Nvidia, a GPU manufacturer, has release a demo for a new AI-powered system that can generate a video conferencing feed from a still image.
In December 2020, they announced Vid2Vid Cameo, a deep learning model built on a dataset of 180,000 videos that uses generative adversarial networks (GANs), to animate 2D images by using live video input. The same image can be re-used for future meeting as well.
According to an article from TechRadar, the Vid2Vid Cameo requires both a source image (real photo or avatar) and a live webcam feed, and during the video conference the system converts the user’s real-time motions and expressions during that call on to the image they provided, which acts as a talking head.
In a blog post, Nvidia detailed how this will enable someone to attend a meeting with their hair unkept or not being dressed in business attire and still appear on the screen as having a professional experience based off the image they provided.
It also re-orients the person to appear to be speaking directly into the camera as opposed to focusing on one individual in the meeting and the user can adjust the camera angles if needed. Vid2Vid will also address the issue of video feeds with poor resolution.
The system uses video compression techniques to decrease the bandwidth requirements by almost tenfold, which will allow meetings to run more efficiently without the worry of connection quality. And instead of sending big video streams between meeting attendees, it will only require audio data and facial movement information to be sent between them as this data is meshed into a video to the receiver.

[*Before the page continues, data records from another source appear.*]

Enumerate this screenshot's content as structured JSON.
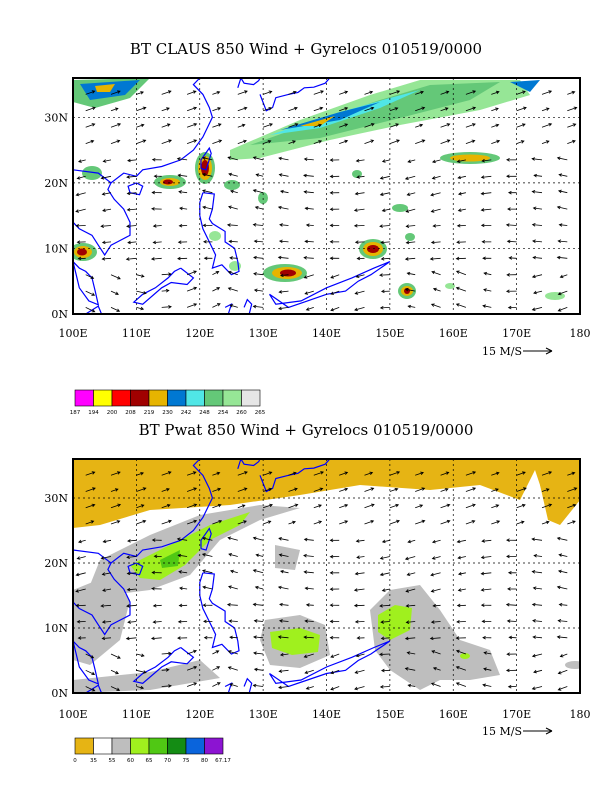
{
  "panels": [
    {
      "title": "BT CLAUS 850 Wind + Gyrelocs 010519/0000",
      "lon_labels": [
        "100E",
        "110E",
        "120E",
        "130E",
        "140E",
        "150E",
        "160E",
        "170E",
        "180"
      ],
      "lat_labels": [
        "0N",
        "10N",
        "20N",
        "30N"
      ],
      "vector_ref_label": "15 M/S",
      "legend": {
        "values": [
          "187",
          "194",
          "200",
          "208",
          "219",
          "230",
          "242",
          "248",
          "254",
          "260",
          "265"
        ],
        "colors": [
          "#ff00ff",
          "#ffff00",
          "#ff0000",
          "#a00000",
          "#e6b400",
          "#0078d2",
          "#50e6e6",
          "#64c878",
          "#96e696",
          "#e6e6e6"
        ]
      }
    },
    {
      "title": "BT Pwat 850 Wind + Gyrelocs 010519/0000",
      "lon_labels": [
        "100E",
        "110E",
        "120E",
        "130E",
        "140E",
        "150E",
        "160E",
        "170E",
        "180"
      ],
      "lat_labels": [
        "0N",
        "10N",
        "20N",
        "30N"
      ],
      "vector_ref_label": "15 M/S",
      "legend": {
        "values": [
          "0",
          "35",
          "55",
          "60",
          "65",
          "70",
          "75",
          "80",
          "67.17"
        ],
        "colors": [
          "#e6b414",
          "#ffffff",
          "#bebebe",
          "#a0f01e",
          "#50c814",
          "#148c14",
          "#0a64dc",
          "#8c14d2"
        ]
      }
    }
  ],
  "map_data": {
    "lon_range": [
      100,
      180
    ],
    "lat_range": [
      0,
      36
    ],
    "coast_color": "#0000ff"
  }
}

“Many people have limited internet bandwidth, but still want to have a smooth video call with friends and family,” said Ming-Yu Liu, a researcher at Nvidia and co-author of the project, in the blog post and reported in the TechRadar article.
Liu also points out that many other groups besides remote workers could benefit from this product including video game, animation, and photo editing developers.
The systems capabilities are set to be packaged with the Nvidia Maxine SDK, which is a free platform that assists developers in optimizing video and live streaming feeds by using a number of AI models.